En conclusion, les études en génomique humaine et évolution ont fait avancer notre compréhension de la façon dont les hommes ont migré au travers du globe à différentes époques, depuis les premières dispersions des hommes modernes suite à l’exode hors de l’Afrique il y a environ 60 000 ans jusqu’aux migrations historiques malheureuses et forcées comme la traite transatlantique des esclaves au cours des 400 dernières années. Les études génomiques ont également apporté un nouvel éclairage sur l’adaptation génétique des humains face aux pressions environnementales et aux changements de mode de vie avec le temps.

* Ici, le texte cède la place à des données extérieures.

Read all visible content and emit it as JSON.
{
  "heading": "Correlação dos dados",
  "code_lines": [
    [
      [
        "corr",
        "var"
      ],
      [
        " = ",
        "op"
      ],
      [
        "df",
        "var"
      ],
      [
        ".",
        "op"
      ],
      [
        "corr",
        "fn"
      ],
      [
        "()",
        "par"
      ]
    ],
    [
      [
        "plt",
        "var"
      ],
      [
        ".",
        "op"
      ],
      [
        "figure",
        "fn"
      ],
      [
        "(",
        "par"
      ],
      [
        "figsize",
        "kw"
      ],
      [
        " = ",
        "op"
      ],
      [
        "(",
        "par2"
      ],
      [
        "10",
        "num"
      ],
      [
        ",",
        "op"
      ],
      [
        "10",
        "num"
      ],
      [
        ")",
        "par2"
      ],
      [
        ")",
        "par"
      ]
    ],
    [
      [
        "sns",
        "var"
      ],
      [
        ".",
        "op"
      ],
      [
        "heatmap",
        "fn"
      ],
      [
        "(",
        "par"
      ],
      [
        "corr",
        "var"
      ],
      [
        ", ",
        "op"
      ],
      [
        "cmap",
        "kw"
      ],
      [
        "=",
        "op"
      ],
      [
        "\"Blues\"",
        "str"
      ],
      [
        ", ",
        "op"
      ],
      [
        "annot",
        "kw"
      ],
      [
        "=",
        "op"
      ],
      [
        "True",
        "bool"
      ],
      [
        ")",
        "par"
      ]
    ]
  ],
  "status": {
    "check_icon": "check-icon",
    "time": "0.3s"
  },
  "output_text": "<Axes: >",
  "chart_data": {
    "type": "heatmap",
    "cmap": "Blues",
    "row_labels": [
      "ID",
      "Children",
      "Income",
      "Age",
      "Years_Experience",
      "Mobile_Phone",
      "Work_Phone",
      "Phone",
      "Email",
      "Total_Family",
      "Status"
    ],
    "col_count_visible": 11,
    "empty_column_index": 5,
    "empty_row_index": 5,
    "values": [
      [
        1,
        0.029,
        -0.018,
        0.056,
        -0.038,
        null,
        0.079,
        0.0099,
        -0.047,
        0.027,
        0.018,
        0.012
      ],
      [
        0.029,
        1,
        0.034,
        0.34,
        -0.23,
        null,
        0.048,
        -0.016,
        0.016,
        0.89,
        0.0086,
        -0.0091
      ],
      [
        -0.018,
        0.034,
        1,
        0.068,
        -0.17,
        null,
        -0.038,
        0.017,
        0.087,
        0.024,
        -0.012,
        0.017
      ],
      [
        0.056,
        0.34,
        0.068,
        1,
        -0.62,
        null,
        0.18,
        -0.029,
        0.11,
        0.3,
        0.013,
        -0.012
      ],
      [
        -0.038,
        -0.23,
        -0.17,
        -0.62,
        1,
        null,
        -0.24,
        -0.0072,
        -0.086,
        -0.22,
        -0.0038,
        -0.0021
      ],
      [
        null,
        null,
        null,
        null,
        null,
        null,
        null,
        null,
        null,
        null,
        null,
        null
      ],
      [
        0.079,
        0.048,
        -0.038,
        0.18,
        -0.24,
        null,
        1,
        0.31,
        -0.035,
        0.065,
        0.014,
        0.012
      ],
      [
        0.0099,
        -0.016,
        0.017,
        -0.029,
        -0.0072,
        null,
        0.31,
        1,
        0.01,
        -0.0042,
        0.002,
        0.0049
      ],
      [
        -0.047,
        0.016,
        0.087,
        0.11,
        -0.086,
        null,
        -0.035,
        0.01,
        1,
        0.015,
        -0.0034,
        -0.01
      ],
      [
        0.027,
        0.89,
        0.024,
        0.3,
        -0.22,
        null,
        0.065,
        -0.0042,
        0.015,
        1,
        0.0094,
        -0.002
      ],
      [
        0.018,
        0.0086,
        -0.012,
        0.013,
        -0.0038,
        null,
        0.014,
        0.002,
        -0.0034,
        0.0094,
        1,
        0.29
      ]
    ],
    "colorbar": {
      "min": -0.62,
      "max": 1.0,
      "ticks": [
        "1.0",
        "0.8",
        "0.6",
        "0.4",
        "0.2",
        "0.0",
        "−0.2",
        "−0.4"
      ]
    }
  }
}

Nous avons néanmoins beaucoup encore à apprendre en intégrant les données issues d’études de génétique évolutive, de l’épigénétique et de génétique épidémiologique dans des populations aux modes de vie différents (agriculteurs, chasseurs-cueilleurs, sédentaires, nomades) ou vivant dans des environnements différents (urbain, rural, forestier). Ces efforts multidisciplinaires sont nécessaires pour éclaircir le lien entre histoire migratoire, sélection naturelle, facteurs culturels et maladie et pour mieux comprendre les mécanismes à la base des différences actuelles en matière de susceptibilité, résistance ou progression des maladies observées entre les différentes populations humaines à travers le monde.

Enfin, la recherche et l’enseignement en génomique humaine et évolution a des conséquences éducatives et sociétales importantes, dès lors que l’on s’intéresse aux différences génétiques et/ou culturelles entre individus et populations. Expliquer nos similitudes mais aussi nos différences, sans les nier ni les lisser, c’est la seule façon de les faire accepter…

Pr Lluis Quintana-Murci
Chaire Génomique humaine et évolution
Membre de l’Académie des Sciences

 

En avril 2020, le Pr Lluis Quintana-Murci a rejoint le COVID Human Genetic Effort, consortium international vise à découvrir les implications des variations du génome humain à l’origine des formes rares de Covid-19 chez des individus en bonne santé ou, à l’inverse, de la résistance de certains individus à l’infection, malgré une exposition répétée.